Una de las virtudes más determinantes del trabajo de Omar Pacheco es que ningún espectador sale indemne después de ver una de sus obras. Las creaciones del autor y director suelen rondar temas escabrosos: el dolor, la violencia, la injusticia, la desigualdad, la brutalidad de un sistema impiadoso. No se trata de asuntos fáciles de ignorar, claro. Pero la diferencia sustancial que propone Pacheco es el tratamiento que les da a estos asuntos: los cuerpos que se mueven y estremecen casi sin recurrir al lenguaje, las sombras, el humo, la luz y la música como elementos fundamentales del discurso, un puñado de objetos que potencian mensajes profundos. La experiencia resulta tan movilizante que los finales de sus obras están marcados por un silencio hondo y revelador. No es momento para aplausos celebratorios: se impone la reflexión sobre lo que pasó y la huella que ya dejó en cada espectador.
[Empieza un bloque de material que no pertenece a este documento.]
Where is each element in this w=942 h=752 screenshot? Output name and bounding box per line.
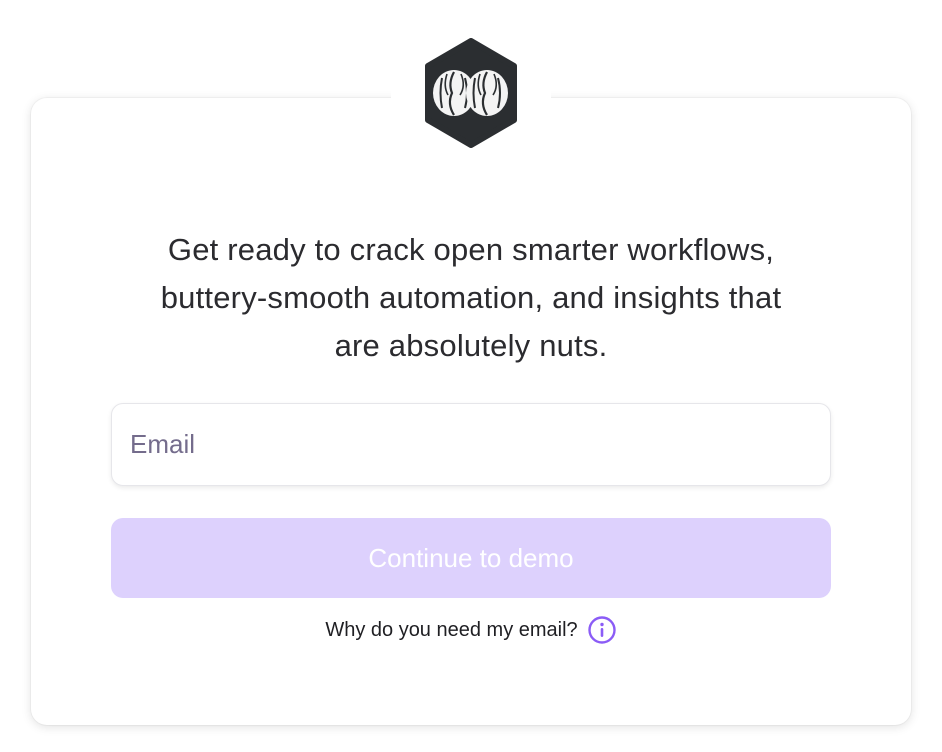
why-email-label: Why do you need my email? [325, 618, 578, 641]
logo-container [391, 38, 551, 150]
tagline-line-2: buttery-smooth automation, and insights … [160, 280, 782, 315]
tagline-line-1: Get ready to crack open smarter workflow… [167, 232, 775, 267]
tagline-line-3: are absolutely nuts. [334, 328, 608, 363]
why-email-row: Why do you need my email? [31, 613, 911, 647]
walnut-logo-icon [425, 38, 517, 148]
email-input[interactable] [111, 403, 831, 486]
tagline: Get ready to crack open smarter workflow… [31, 226, 911, 370]
continue-to-demo-button[interactable]: Continue to demo [111, 518, 831, 598]
info-icon[interactable] [587, 615, 617, 645]
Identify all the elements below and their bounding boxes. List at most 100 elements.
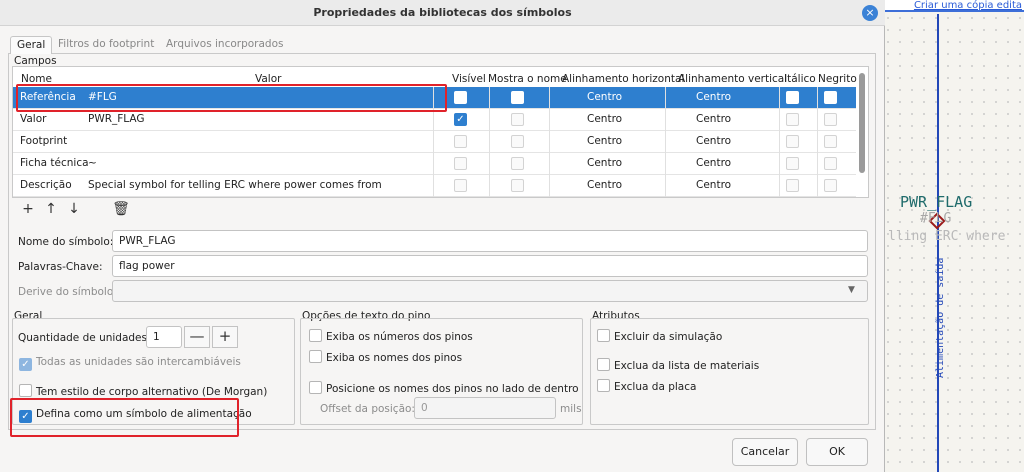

Después de más de diez años con La cuna vacía –que sigue en cartel todos los viernes–, la flamante Dashua encarna a un Pacheco aun más extremo. Decidido a contar con tan solo dos actores, prescindiendo totalmente de las palabras y desplegando un juego de sombras y luces de enorme complejidad y capacidad expresiva. El autor y director puntualiza: «Dashua es el resultado de las recurrencias de una persona que escribe de una forma no muy consciente, pero atenta a cada detalle. Son cosas que vienen de mis sueños y pesadillas. El formato es más concentrado que en La cuna vacía y tiene un lenguaje todavía más universal. Trabajamos para no ser obvios. No creemos en el costumbrismo narcisista. Los personajes intercambian fonemas que terminan generando una dinámica mucho más rica que la de un texto tradicional».
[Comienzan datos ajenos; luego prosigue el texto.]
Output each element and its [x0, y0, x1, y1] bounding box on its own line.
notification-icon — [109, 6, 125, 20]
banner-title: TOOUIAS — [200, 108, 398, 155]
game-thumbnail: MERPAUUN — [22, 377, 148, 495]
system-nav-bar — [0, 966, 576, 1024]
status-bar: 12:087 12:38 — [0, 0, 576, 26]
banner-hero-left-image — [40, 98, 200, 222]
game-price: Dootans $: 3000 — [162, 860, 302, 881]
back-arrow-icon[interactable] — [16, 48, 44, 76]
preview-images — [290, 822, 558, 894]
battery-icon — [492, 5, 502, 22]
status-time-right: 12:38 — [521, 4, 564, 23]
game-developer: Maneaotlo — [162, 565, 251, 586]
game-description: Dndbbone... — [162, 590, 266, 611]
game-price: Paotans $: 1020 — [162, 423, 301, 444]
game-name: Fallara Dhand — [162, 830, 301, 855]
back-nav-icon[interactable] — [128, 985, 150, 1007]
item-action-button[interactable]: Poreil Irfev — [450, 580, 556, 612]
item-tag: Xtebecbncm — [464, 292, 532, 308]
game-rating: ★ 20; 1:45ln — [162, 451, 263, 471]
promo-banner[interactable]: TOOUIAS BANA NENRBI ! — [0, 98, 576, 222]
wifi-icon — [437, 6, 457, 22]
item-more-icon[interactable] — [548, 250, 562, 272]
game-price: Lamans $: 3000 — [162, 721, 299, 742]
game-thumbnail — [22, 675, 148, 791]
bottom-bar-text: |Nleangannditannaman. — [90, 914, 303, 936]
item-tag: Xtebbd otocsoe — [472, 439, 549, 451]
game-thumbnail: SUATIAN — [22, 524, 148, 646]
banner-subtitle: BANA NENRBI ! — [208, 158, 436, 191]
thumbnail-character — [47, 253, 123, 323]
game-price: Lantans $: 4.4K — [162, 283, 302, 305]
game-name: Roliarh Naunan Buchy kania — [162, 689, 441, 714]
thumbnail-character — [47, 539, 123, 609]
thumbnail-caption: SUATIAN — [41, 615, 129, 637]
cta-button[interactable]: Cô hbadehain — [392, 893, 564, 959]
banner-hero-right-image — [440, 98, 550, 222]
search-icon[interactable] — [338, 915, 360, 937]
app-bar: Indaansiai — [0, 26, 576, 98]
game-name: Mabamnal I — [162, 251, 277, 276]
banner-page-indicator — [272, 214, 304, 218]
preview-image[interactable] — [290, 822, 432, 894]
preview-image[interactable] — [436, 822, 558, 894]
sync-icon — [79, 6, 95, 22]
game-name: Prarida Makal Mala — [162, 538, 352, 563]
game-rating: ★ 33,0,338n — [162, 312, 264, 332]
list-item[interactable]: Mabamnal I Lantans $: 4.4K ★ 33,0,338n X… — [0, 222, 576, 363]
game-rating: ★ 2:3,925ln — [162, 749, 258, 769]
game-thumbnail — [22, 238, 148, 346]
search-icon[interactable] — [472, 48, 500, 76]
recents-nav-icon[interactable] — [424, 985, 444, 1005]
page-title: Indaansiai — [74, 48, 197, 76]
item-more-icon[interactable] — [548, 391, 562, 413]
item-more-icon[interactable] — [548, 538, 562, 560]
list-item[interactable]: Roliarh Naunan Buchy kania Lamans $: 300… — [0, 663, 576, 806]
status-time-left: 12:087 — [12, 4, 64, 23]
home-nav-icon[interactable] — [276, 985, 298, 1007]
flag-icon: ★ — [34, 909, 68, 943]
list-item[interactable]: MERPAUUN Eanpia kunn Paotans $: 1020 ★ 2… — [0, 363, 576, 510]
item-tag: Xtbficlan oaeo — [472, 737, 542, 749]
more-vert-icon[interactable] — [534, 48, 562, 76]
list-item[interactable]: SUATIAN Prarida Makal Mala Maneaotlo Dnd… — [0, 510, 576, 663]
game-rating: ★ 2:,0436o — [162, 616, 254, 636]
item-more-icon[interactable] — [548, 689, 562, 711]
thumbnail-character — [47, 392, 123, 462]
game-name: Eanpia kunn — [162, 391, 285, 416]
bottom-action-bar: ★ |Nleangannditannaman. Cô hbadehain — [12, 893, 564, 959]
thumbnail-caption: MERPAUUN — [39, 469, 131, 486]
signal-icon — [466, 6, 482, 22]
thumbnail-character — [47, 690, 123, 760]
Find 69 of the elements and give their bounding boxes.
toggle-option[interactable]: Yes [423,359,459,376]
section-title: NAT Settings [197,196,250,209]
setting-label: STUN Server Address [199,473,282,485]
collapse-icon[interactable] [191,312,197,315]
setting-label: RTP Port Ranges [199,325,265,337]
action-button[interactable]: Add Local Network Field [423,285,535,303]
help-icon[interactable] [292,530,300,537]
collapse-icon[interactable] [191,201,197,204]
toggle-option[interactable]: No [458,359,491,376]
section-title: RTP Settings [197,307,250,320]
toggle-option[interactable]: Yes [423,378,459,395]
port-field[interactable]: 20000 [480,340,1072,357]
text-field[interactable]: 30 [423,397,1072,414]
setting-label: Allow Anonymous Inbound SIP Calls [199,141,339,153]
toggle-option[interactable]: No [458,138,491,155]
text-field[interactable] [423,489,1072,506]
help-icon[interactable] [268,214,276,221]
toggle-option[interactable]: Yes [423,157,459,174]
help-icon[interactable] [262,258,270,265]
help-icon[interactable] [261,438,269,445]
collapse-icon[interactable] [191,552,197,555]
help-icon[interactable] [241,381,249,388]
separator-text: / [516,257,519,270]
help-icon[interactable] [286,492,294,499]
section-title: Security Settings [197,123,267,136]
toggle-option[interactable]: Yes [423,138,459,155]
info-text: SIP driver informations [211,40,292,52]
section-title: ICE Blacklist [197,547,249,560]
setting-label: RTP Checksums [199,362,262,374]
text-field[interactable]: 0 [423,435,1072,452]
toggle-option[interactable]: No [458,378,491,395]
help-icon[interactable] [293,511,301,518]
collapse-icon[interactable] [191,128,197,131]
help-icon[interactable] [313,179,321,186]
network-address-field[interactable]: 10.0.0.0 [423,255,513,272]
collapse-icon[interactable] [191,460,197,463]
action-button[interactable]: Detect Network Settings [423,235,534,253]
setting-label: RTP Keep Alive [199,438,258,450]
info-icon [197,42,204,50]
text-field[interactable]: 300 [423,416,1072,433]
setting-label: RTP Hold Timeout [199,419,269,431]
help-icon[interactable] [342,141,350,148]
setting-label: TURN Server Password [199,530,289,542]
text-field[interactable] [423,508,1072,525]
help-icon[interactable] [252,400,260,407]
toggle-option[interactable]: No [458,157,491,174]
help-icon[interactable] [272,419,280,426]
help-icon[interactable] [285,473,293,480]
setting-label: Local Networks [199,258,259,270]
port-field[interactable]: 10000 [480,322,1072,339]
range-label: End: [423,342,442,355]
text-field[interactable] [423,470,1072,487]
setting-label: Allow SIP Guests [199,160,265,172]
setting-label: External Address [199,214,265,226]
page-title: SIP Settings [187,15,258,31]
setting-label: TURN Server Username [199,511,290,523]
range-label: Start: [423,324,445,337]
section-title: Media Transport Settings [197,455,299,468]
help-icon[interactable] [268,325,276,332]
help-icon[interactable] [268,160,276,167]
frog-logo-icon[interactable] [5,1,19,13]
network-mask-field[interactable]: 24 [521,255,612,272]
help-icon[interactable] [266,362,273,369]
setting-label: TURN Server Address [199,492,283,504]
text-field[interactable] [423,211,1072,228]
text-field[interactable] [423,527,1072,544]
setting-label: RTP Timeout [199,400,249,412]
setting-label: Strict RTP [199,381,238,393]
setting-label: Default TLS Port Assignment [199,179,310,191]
Dashua se mueve entre lo onírico y el gesto descarnado, articula teatro, ciertos movimientos de danza y una aproximación cinematográfica en el manejo de los planos. No es una casualidad. Es un nuevo eslabón en una construcción estética de más de 35 años que le escapa a las convenciones. «Esta obra también nació porque me atormenta la violencia del hombre hacia la mujer, que se ejerce en lo íntimo y desde múltiples estructuras simbólicas y concretas», detalla Pacheco. Así las cosas, Ante (Valentín Mederos) somete a Mara (María Centurión) a una relación tortuosa atravesada por la religión y el poder. Tanto la música como ciertas formas sitúan las escenas en algún lugar del mundo árabe. «Es un perfume que me permite jugar con diferentes variables –aclara el director–. Lo importante es lo que pasa y cómo lo contamos. Trabajamos para encontrar la belleza estética en el horror. Solo así eludimos lo panfletario y vamos a lo más profundo».

La personalidad de Pacheco resulta imposible de ignorar. Pero al mismo tiempo es un militante del trabajo en equipo. Su método de «Teatro Inestable» se difunde a través de diversos seminarios y generó una masa crítica de jóvenes actores y artistas que apuestan a otras formas expresivas. «Sin ellos sería imposible –subraya el autor y director–. Recién terminamos de pagar un juicio por el ABL. Esto no es por el dinero. Queremos que armar más grupos que desarrollen estas estéticas y que se expandan. Trabajamos a futuro». Un Pacheco, dos Pachecos, muchos Pachecos: esa parece ser la apuesta.  «

Por afuera de las convenciones

Obsesiones (1988), Sueños y ceremonias (1989), Memoria (1993), Cinco puertas (1997), Cautiverio (2001) y Del otro lado del mar (2005) son algunas de las obras con las que Pacheco construyó su recorrido y mirada de una expresión multidisciplinaria que ensancha o trasciende lo que entendemos por teatro. Mientras tanto prepara La última vida, aún sin fecha de estreno. «No sé si lo que hacemos es teatro –reflexiona el autor y director–. Por lo pronto, no se parece en casi nada a lo que la mayoría de la gente considera como tal. Las definiciones estrictas ahuyentan al arte. Utilizamos técnicas y aproximaciones diversas para salir de la cultura del entretenimiento. De eso se trata».